Now we need some code, I tried to simplify it for this tutorial as much as I could. We create a new Python script named finetune.py.

import os
from datasets import load_dataset
from transformers import AutoTokenizer
from trl import SFTTrainer, SFTConfig
from peft import LoraConfig

# model configuration
model_name = "facebook/opt-350m"
output_dir = "output"

# training parameters
num_train_epochs = 50 # A high number of epochs, which may lead to overfitting; monitor validation metrics to prevent it
per_device_train_batch_size = 16
learning_rate = 5e-4  # A relatively high learning rate; intended for demonstration purposes to make weights adjust more significantly with a small dataset

# LoRA parameters
lora_r=8 # the rank of the matrices
lora_alpha=8 # scaling factor for the LoRA matrices, adjusts the impact of the adapted weights
lora_dropout=0.05  # dropout rate for LoRA layers, helping to regularize and prevent overfitting
lora_task_type='CAUSAL_LM'

# Load dataset
dataset = load_dataset('json', data_files={
    'train': "dataset/train.json",
    'test': "dataset/eval.json"
})

# Initialize tokenizer
tokenizer = AutoTokenizer.from_pretrained(model_name, use_fast=True)
tokenizer.pad_token = tokenizer.eos_token

# Configure training arguments
training_args = SFTConfig(
    output_dir=output_dir,
    num_train_epochs=num_train_epochs,
    per_device_train_batch_size=per_device_train_batch_size,
    learning_rate=learning_rate,
    save_strategy="epoch",
    evaluation_strategy="epoch",
    logging_dir=os.path.join(output_dir, "logs"),
)

# LoRA configuration
peft_config = LoraConfig(
        r=lora_r,
        lora_alpha=lora_alpha,
        lora_dropout=lora_dropout,
        task_type=lora_task_type
    )

# Initialize and run the trainer
trainer = SFTTrainer(
    model=model_name,
    args=training_args,
    train_dataset=dataset['train'],
    eval_dataset=dataset['test'],
    dataset_text_field="text",
    peft_config=peft_config,
    tokenizer=tokenizer,
)

trainer.train()
trainer.save_model(output_dir)

Note: The hyperparameters used here are for demonstration purposes.
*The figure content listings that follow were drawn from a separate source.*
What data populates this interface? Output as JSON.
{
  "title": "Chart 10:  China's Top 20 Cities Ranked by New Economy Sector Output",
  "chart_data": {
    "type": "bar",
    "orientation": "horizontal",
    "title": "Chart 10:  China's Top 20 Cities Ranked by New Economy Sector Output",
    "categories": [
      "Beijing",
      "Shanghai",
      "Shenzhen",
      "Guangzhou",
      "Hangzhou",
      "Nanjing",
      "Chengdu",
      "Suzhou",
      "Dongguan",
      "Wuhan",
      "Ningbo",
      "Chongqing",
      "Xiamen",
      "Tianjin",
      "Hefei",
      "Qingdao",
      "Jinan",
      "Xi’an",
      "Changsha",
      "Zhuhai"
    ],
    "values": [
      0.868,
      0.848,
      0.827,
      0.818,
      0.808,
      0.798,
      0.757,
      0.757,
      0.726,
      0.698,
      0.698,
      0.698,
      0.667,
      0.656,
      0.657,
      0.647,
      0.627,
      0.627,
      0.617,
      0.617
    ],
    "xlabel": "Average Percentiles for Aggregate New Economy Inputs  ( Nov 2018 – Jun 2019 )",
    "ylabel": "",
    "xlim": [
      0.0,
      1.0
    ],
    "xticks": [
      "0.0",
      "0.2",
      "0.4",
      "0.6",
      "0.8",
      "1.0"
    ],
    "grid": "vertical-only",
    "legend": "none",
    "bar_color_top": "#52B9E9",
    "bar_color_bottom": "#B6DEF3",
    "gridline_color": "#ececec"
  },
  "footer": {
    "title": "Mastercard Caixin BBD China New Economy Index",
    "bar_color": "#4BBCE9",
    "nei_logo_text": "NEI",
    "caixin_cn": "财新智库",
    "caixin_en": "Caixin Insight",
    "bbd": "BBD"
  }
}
In practice, you should carefully tune these parameters based on your specific dataset and requirements to avoid issues like overfitting.
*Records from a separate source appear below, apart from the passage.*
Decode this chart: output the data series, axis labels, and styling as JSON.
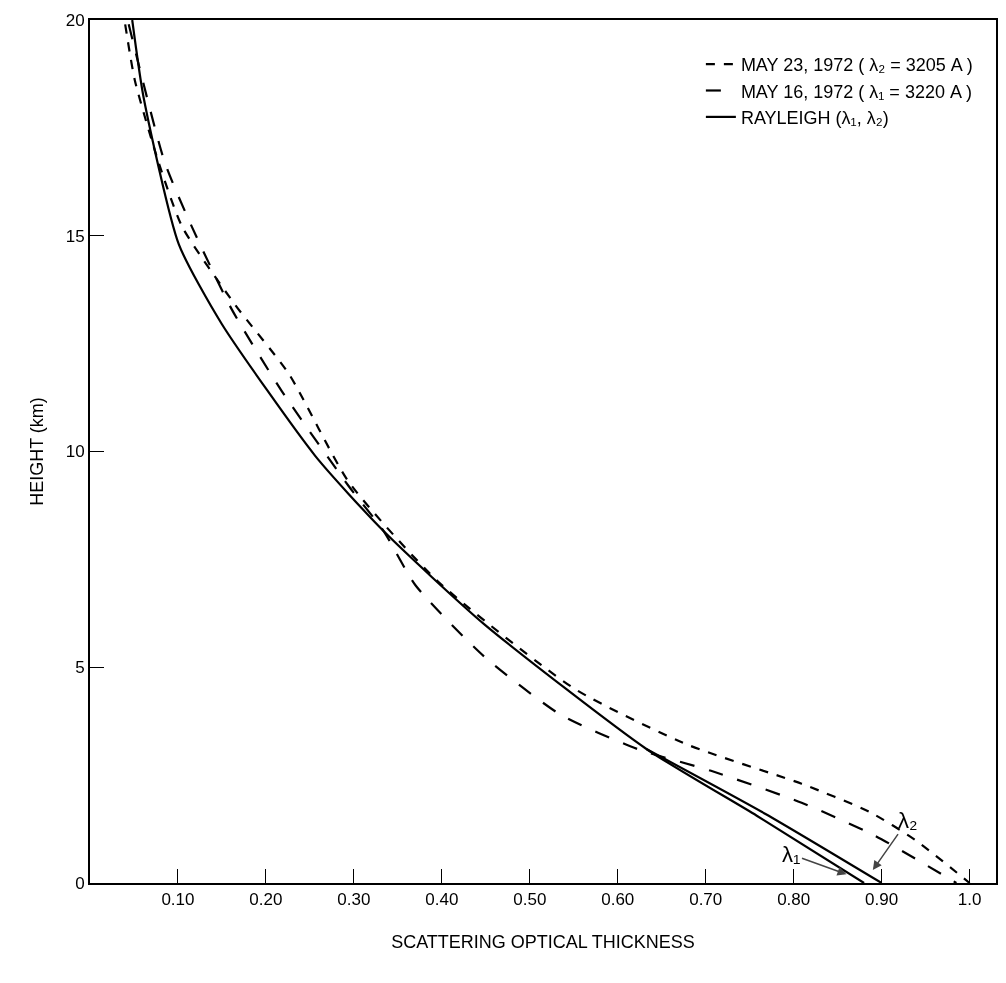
{
  "chart_data": {
    "type": "line",
    "xlabel": "SCATTERING OPTICAL THICKNESS",
    "ylabel": "HEIGHT (km)",
    "xlim": [
      0,
      1.03
    ],
    "ylim": [
      0,
      20
    ],
    "xticks": [
      {
        "value": 0.1,
        "label": "0.10"
      },
      {
        "value": 0.2,
        "label": "0.20"
      },
      {
        "value": 0.3,
        "label": "0.30"
      },
      {
        "value": 0.4,
        "label": "0.40"
      },
      {
        "value": 0.5,
        "label": "0.50"
      },
      {
        "value": 0.6,
        "label": "0.60"
      },
      {
        "value": 0.7,
        "label": "0.70"
      },
      {
        "value": 0.8,
        "label": "0.80"
      },
      {
        "value": 0.9,
        "label": "0.90"
      },
      {
        "value": 1.0,
        "label": "1.0"
      }
    ],
    "yticks": [
      0,
      5,
      10,
      15,
      20
    ],
    "grid": false,
    "legend": "top right",
    "marker": "none",
    "series": [
      {
        "name": "MAY 23, 1972 ( λ₂ = 3205 A )",
        "color": "#000000",
        "line_style": "dashed",
        "x": [
          0.04,
          0.051,
          0.078,
          0.105,
          0.165,
          0.226,
          0.294,
          0.395,
          0.551,
          0.68,
          0.809,
          0.886,
          0.938,
          1.0
        ],
        "values": [
          19.9,
          18.6,
          16.7,
          15.2,
          13.4,
          11.8,
          9.3,
          7.0,
          4.5,
          3.2,
          2.3,
          1.65,
          1.0,
          0
        ]
      },
      {
        "name": "MAY 16, 1972 ( λ₁ = 3220 A )",
        "color": "#000000",
        "line_style": "dashed",
        "x": [
          0.044,
          0.085,
          0.116,
          0.161,
          0.218,
          0.294,
          0.334,
          0.37,
          0.448,
          0.535,
          0.623,
          0.706,
          0.809,
          0.892,
          0.985
        ],
        "values": [
          19.9,
          16.7,
          15.2,
          13.3,
          11.4,
          9.2,
          8.15,
          6.9,
          5.25,
          3.9,
          3.1,
          2.6,
          1.86,
          1.1,
          0
        ]
      },
      {
        "name": "RAYLEIGH (λ₁, λ₂)",
        "color": "#000000",
        "line_style": "solid",
        "x": [
          0.048,
          0.061,
          0.101,
          0.15,
          0.256,
          0.334,
          0.448,
          0.633,
          0.758,
          0.88
        ],
        "values": [
          20,
          18.2,
          14.8,
          12.95,
          9.9,
          8.15,
          6.0,
          3.1,
          1.56,
          0
        ]
      },
      {
        "color": "#000000",
        "line_style": "solid",
        "x": [
          0.633,
          0.768,
          0.9
        ],
        "values": [
          3.1,
          1.6,
          0
        ]
      }
    ],
    "annotations": [
      {
        "text": "λ₁",
        "x": 0.86,
        "y": 0.2
      },
      {
        "text": "λ₂",
        "x": 0.89,
        "y": 0.3
      }
    ]
  }
}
The code is actually quite simple.

  1. define the relevant parameters
  2. load the dataset
  3. construct an SFT trainer
  4. train the model and save the results

We can then run the code using the accelerate helper:

accelerate launch --num_processes 8 --mixed_precision 'fp16' train.py

and watch the machine fine tune our model, it shouldn’t take long with our example configuration.

Using the model

When training was successful, we can test the new model. For this we can create a new Python script test.py

import torch
from transformers import AutoModelForCausalLM, AutoTokenizer, pipeline
from peft import PeftModel

# Model configuration
base_model_name = "facebook/opt-350m"
fine_tuned_model = "output"
device = "mps" if torch.backends.mps.is_available() else "cpu"
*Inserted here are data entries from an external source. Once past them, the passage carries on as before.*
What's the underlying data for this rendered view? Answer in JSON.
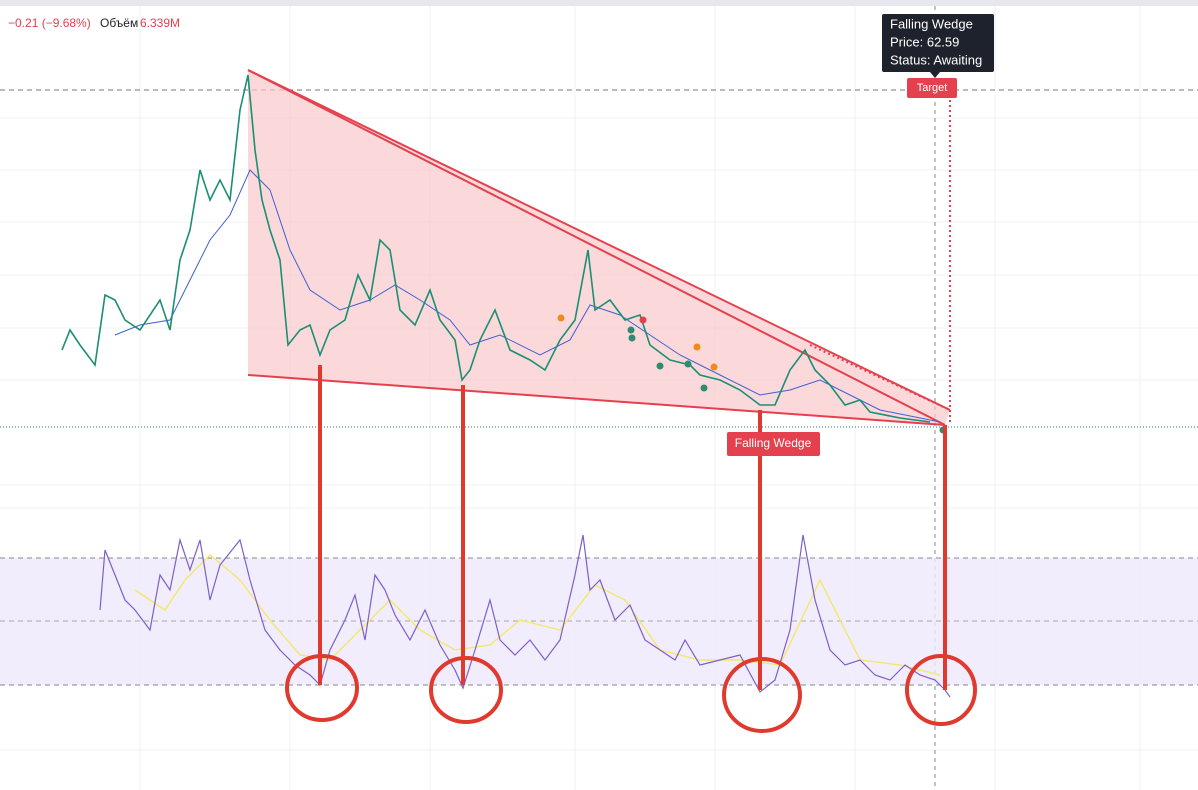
{
  "header": {
    "change": "−0.21 (−9.68%)",
    "volume_label": "Объём",
    "volume": "6.339M"
  },
  "tooltip": {
    "title": "Falling Wedge",
    "price": "Price: 62.59",
    "status": "Status: Awaiting"
  },
  "labels": {
    "target": "Target",
    "pattern": "Falling Wedge"
  }
}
# Load the base model and apply fine-tuning
base_model = AutoModelForCausalLM.from_pretrained(base_model_name, device_map=device)
model = PeftModel.from_pretrained(base_model, fine_tuned_model).merge_and_unload()

# Set up tokenizer
tokenizer = AutoTokenizer.from_pretrained(base_model_name)
tokenizer.pad_token = tokenizer.eos_token

# Create text generation pipeline
generator = pipeline("text-generation", model=model, tokenizer=tokenizer, max_length=200)

# Generate text
prompt = "###Human: My cats names? ###Assistant:"
result = generator(prompt)[0]['generated_text']
print(result)

Run this using the Python interpreter and we should see some results like this, so the model obviously learned from our data and we got our first fine tuned model.

Please note I’m running on macOS, therefore I use the “mps” backend, you may want to switch to cuda if you are having an NVIDIA GPU. I also had to configure the MPS fallback:

export PYTORCH_ENABLE_MPS_FALLBACK=1
python3 test.py

Conclusion

This is far away from a perfect configuration and setup, the model is not really useful as such, but I wanted to share this simple setup so that you can get started with less pain. Don’t use this for larger data sets, specifically the hyper-parameters are only for demonstration purposes, adjust them and experiment with larger datasets. Happy fine-tuning!